Mendocino County fire districts to get cut of public safety tax

Mendocino County’s largely volunteer fire districts are to get a share of a statewide public safety tax from which they have been excluded for 23 years.|

Mendocino County’s rural fire departments are set to receive a share of statewide public safety tax money that they contend should have been paid to them over the past 23 years.

The allocation is in motion after Mendocino County supervisors last week unanimously voted to give 21 local fire districts almost $400,000 of Proposition 172 funding in the next fiscal year. The county must calculate how to divide the money among the districts before the allocation becomes final.

Fire districts in Mendocino County and throughout the state, including Sonoma County, were excluded from receiving part of the 1990s-era measure’s proceeds and have been battling in recent years to get a share.

Fewer than 15 counties currently distribute those funds to their fire departments, said Jeff Gilbert, a California Firefighters Association director and chief of the Williams Fire Protection Authority. His department three years ago joined the lucky few.

Sonoma County recently agreed to spend a portion of the sales tax revenue on fire prevention.

The state firefighters association is working on legislation that would require all counties to give fire departments some of that sales tax revenue, Gilbert said.

“That was the intent when the bill was written,” said Matt Epstein, chief of the Valley Ford volunteer fire department and a member of the state organization’s board of directors.

The group noted that advertisements promoting passage of Prop. 172 in 1993 featured firefighters.

In Mendocino County, supervisors voted to exclude fire districts from the funding shortly after the measure passed and instead dedicated the money to the Sheriff’s Office, District Attorney’s Office, jail and probation department.

Last year in Mendocino County, that funding amounted to about $7 million. Statewide, the half-percent tax generates about $2.5 billion annually.

Fed up with the arrangement, a group of Mendocino County fire district officials last year asked the board to give them a share and drafted a ballot measure demanding to be included in the distribution of the sales tax. The ballot measure was dropped after a judge ruled the language was overreaching.

Meanwhile, the Board of Supervisors - apparently heeding the plea - directed two of its members to study the issue. Supervisors Dan Hamburg and Dan Gjerde authored the funding proposal that was approved by the full board on Tuesday.

“The Board of Supervisors understands the critical public safety role of local fire agencies and their need for additional funding,” Supervisor John McCowen said Friday of the change in policy.

Fire officials are happy to be included at last, but say additional funding will be needed to keep small rural fire districts alive.

“Things have changed; we can’t survive with chicken barbecues anymore,” said Jim Little, chief of the Laytonville volunteer fire department. “Somehow, we need to find a way to properly fund these services.”

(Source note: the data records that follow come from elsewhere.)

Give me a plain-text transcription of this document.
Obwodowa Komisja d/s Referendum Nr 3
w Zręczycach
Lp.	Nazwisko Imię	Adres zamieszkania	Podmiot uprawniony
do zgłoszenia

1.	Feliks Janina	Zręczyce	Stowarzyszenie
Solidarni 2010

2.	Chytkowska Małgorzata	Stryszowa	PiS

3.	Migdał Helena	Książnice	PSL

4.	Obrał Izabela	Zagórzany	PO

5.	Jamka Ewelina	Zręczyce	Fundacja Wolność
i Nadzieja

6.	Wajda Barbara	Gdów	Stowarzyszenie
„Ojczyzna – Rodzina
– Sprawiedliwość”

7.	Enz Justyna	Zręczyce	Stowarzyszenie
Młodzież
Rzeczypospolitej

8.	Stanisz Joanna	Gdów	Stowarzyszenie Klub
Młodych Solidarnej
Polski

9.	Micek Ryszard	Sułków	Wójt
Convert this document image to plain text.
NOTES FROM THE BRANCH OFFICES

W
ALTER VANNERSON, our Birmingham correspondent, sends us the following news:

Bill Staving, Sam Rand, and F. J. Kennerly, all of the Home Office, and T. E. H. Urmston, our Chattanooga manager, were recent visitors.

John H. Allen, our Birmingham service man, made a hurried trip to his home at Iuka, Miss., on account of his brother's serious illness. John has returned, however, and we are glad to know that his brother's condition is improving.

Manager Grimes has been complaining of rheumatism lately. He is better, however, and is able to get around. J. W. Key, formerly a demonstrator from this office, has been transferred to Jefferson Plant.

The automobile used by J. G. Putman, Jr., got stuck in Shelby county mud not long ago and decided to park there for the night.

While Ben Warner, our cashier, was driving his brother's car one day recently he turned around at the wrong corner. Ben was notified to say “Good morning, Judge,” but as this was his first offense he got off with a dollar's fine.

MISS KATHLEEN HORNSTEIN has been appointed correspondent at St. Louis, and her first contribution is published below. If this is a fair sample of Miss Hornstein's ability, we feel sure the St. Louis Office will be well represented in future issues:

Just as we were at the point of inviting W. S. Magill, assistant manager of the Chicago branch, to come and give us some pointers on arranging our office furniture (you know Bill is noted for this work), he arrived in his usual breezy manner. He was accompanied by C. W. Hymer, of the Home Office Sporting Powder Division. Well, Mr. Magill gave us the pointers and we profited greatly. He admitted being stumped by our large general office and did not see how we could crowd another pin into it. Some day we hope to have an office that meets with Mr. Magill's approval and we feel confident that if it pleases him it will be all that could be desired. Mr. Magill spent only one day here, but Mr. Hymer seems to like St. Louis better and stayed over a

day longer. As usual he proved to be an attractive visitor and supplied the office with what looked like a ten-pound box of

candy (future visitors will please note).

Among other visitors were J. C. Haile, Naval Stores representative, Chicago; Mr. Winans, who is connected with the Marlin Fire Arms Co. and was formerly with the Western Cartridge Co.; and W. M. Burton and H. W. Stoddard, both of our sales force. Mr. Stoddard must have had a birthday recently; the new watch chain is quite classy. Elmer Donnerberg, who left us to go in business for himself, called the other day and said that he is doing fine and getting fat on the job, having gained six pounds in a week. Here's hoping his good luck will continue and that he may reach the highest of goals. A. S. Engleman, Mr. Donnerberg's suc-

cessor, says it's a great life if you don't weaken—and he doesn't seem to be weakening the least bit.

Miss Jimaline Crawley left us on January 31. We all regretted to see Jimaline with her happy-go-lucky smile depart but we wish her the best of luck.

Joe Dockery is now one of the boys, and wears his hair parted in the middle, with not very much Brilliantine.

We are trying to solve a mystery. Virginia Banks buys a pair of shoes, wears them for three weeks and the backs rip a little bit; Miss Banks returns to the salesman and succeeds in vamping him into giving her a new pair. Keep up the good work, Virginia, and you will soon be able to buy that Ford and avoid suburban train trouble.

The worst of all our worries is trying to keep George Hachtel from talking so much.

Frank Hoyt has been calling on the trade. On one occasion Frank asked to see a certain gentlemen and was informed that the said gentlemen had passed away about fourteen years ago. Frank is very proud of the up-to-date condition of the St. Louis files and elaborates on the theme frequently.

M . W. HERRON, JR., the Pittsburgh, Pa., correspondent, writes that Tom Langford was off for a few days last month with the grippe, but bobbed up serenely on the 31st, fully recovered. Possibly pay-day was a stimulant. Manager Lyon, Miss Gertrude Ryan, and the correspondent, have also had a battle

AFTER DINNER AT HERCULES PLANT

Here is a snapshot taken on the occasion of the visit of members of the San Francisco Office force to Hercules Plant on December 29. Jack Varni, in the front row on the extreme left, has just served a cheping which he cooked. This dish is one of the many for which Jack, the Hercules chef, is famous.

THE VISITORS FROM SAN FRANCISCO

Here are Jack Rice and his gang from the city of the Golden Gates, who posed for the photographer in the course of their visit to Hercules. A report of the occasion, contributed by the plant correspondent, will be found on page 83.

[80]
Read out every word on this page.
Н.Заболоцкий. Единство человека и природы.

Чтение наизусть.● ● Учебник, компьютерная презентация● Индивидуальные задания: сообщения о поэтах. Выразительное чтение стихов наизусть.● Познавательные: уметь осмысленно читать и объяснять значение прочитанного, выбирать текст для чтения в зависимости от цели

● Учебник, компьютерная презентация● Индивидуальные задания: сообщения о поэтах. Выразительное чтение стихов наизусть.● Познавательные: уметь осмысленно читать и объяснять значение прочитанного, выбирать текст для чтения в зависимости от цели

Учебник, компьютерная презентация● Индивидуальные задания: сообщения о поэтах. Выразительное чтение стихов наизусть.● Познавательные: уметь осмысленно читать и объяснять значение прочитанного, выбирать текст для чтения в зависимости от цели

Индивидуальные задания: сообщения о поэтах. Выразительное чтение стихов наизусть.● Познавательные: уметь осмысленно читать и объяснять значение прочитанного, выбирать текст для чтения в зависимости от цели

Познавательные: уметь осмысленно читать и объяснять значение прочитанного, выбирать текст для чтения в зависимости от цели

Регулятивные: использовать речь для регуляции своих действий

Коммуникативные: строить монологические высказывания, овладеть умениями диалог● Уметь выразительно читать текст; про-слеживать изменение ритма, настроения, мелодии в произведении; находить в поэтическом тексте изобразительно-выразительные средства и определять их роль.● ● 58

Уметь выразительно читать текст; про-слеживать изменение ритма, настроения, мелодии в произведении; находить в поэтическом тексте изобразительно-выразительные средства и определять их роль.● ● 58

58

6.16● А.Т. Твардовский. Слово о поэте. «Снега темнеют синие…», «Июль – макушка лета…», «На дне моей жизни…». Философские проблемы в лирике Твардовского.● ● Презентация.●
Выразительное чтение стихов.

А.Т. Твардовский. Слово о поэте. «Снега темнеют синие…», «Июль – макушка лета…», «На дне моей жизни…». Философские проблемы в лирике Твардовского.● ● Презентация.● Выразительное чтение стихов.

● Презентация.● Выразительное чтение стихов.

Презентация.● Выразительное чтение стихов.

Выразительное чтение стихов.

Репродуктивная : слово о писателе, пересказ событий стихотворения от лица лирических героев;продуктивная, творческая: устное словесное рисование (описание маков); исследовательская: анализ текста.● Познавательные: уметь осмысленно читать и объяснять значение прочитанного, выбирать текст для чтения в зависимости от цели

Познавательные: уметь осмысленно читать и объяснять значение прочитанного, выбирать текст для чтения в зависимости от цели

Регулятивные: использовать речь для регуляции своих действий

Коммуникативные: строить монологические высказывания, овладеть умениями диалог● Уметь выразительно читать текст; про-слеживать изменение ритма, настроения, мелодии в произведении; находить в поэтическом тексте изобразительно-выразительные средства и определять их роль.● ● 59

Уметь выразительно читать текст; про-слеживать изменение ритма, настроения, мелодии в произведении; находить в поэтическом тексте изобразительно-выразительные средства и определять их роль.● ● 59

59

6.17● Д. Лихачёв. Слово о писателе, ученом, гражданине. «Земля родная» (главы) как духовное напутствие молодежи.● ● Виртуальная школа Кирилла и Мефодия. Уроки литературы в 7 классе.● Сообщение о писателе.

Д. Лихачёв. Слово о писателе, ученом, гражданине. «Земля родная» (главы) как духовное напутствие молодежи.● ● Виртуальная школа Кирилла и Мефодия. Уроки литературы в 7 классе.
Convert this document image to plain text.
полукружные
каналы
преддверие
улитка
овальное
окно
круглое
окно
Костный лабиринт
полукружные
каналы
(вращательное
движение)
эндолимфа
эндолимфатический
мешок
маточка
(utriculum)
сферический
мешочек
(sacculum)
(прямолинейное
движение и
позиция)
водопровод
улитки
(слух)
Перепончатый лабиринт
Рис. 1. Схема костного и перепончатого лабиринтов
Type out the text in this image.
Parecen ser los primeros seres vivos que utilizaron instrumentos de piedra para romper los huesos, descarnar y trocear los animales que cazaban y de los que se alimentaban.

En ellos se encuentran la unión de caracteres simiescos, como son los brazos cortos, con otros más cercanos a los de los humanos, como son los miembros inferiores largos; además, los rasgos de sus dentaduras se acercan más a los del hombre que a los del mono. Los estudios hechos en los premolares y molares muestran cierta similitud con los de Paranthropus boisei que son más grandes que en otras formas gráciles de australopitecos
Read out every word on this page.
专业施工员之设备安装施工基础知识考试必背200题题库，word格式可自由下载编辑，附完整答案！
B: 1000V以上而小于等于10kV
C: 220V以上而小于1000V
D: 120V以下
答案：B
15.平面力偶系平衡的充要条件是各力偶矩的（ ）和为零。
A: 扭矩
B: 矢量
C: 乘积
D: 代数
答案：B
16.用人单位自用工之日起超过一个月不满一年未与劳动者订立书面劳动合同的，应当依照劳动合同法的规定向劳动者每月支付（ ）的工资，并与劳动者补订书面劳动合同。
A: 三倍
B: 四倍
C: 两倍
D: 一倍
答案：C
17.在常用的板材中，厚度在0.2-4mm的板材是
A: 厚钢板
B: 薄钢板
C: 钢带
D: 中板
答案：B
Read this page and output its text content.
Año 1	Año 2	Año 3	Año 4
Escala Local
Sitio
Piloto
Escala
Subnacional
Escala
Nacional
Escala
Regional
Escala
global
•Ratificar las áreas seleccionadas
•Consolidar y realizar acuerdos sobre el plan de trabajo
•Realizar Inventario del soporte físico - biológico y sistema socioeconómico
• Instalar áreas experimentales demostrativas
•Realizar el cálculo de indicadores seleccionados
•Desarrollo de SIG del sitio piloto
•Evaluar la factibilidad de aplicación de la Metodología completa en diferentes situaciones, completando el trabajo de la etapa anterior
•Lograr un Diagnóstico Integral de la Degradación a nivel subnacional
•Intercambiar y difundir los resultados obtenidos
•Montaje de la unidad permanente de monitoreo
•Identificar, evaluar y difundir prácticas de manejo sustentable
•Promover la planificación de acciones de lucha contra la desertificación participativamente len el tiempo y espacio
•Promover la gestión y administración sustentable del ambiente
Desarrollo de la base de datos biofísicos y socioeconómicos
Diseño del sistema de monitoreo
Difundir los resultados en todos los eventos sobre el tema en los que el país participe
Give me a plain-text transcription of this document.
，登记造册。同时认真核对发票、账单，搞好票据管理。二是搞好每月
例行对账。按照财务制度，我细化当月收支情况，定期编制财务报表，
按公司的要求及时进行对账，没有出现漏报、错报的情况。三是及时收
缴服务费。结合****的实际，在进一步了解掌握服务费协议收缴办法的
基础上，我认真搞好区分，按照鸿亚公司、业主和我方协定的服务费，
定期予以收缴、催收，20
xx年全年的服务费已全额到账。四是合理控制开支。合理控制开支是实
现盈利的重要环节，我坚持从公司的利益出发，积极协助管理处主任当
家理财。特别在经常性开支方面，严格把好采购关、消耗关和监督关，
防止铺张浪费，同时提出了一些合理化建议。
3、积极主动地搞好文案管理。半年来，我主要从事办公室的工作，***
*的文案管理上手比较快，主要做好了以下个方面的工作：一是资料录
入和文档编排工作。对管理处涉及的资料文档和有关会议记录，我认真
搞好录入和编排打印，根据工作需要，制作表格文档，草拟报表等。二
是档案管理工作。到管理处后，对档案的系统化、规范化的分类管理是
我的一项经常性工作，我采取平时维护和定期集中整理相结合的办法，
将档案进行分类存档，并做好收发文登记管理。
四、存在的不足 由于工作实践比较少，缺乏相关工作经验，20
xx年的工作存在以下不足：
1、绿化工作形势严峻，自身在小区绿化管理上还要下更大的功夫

Being a volunteer firefighter requires more ?time, training and equipment than ever before ?and it’s becoming increasingly difficult to find people with the time or inclination to do the work, Little ?said.

It also is more difficult to find employers willing to give employees the necessary time off, he said.

Mendocino County officials have promised to work with fire districts to help them find additional funding sources.